Zeitung Frankfurter Rundschau

Kolumne „Bruderküsse“

Frankfurter Rundschau, Bild: Bruderküsse.
Frankfurter Rundschau, Bild: Bruderküsse.

Erschienen
24.09.1994

Erscheinungsort
Frankfurt am Main, Deutschland

Issue
24.09.1994

Alles Banane?

Sein Motto: "Wer in der Öffentlichkeit Kegel schiebt, muß sich nachzählen lassen, wieviel er getroffen hat."
Voll daneben. Denn zu seinem 60. Geburtstag ließ er in seinem Amte einen Staatsakt zelebrieren, wie er bisher nur für Bonzen und Despoten des roten Ostens möglich war. Über diese Herren konnten wir uns nicht genug ereifern, ihre Schamlosigkeit und Unverfrorenheit nahmen wir mit Zyne und Häme. Jetzt aber sollten und wollten sich der Bundeskanzler, Ministerpräsidenten und weitere Spitzen von Staat und Gesellschaft zu einer ZDF-Feiergemeinschaft einfinden, um dem "Philosophen, Humanisten, Visionär, Treuhänder, Historiker und Steuermann zu huldigen" (es ist Wahlzeit!).
Was in aller Welt hat ein Datum der privaten Biographie eines ZDF-Intendanten mit dessen Amt zu tun? Wodurch rechtfertigt sich für einen privaten Anlaß die Verschwendung von Rundfunk- und Fernsehgebühren?

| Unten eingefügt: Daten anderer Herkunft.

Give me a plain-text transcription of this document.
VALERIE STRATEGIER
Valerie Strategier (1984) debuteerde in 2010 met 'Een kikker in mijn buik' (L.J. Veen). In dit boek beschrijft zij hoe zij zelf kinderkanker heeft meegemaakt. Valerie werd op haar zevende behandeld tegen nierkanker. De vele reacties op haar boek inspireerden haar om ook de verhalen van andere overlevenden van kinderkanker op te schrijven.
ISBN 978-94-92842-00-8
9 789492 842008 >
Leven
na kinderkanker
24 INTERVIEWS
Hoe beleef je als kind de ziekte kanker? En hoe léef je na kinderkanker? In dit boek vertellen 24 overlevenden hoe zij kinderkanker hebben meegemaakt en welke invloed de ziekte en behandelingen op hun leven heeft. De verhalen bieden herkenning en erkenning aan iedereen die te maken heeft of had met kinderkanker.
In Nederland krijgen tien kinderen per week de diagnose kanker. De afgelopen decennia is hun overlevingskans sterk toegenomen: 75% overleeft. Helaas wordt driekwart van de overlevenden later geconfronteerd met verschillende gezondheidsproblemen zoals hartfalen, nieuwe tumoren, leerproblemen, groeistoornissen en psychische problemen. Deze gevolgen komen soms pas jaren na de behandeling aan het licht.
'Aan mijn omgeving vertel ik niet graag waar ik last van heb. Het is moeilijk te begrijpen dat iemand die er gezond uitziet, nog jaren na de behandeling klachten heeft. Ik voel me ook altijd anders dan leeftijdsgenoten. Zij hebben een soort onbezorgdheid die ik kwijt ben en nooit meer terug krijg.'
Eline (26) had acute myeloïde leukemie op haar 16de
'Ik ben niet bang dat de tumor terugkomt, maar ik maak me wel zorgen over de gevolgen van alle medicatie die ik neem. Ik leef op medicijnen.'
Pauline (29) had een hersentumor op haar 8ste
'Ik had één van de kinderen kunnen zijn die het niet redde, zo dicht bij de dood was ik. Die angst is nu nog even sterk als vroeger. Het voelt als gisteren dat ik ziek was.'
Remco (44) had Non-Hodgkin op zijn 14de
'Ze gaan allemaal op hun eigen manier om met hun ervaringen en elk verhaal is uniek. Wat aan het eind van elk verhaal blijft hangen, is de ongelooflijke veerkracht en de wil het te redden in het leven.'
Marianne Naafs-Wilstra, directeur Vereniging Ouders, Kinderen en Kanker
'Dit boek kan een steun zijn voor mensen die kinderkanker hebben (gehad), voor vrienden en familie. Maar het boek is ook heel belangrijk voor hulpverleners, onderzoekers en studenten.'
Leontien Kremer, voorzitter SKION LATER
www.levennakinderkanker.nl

Wieso findet es der staatstragende Vorsitzende des ZDF-Verwaltungsrats angebracht, kraft seines Amtes in den erwartungsgemäß peinlichen Jubelchor mit orchestraler Begleitung einzustimmen?
Nun bekennt der Gefeierte als seinen größten Fehler übertriebene Genauigkeit. Also wollen auch wir nicht pingelig sein, erst recht nicht, wenn uns ein großer Kunstfreund vormachte, wie man heute einen Geburtstag feiert, um sich bei denen zu bedanken, die ihm wert und teuer sind. Auch ist nichts dagegen einzuwenden, daß Staat und Gesellschaft zur Inauguration oder zum Abschied eines Amtsträgers bekunden, wie wichtig das Amt, wie hoch die Maßstäbe seiner Führung gesetzt wurden. Wenn man von jemandem sagen kann, er werde diesen Maßstäben genügen, ja, er habe ihnen tatsächlich in seiner Amtszeit entsprochen, dann ist das höchste Ehrung, wie sie eine Demokratie überhaupt nur zu verleihen hat.
Hier ging es aber nicht um einen glanzvollen privaten Festakt, sondern um neofeudalistisches Gepränge im Berlusconi-Zeitalter. Da tröstet es nicht, daß wir bei den ZDF-Abendnachrichten aus der ersten Reihe auf dieses bedeutende historische Ereignis schauen durften, um es durch millionenfachen Nickblick zu sanktionieren. Denn die Jubelvorlage wurde gründlich versaut durch die Mitteilung, nun dürften auch in Haiti die "Besitzer" öffentlicher Ämter straffrei behaupten, ihre privaten Interessen hätten denen des Staates entsprochen; statt Strafverfolgung für Machtgebaren, Ehrung als anerkannte Verhandlungspartner, die bloß treuhänderisch ihres Amtes gewalteten.
Hatte nicht Brüssel den Preis fur Bananen erhöht, um aus gegebenem Anlaß den Begriff der Bananenrepublik aufzuwerten? Denn Bananenrepubliken gibt es offensichtlich auf jedem Niveau. Den Preis zahlen die Reisenden.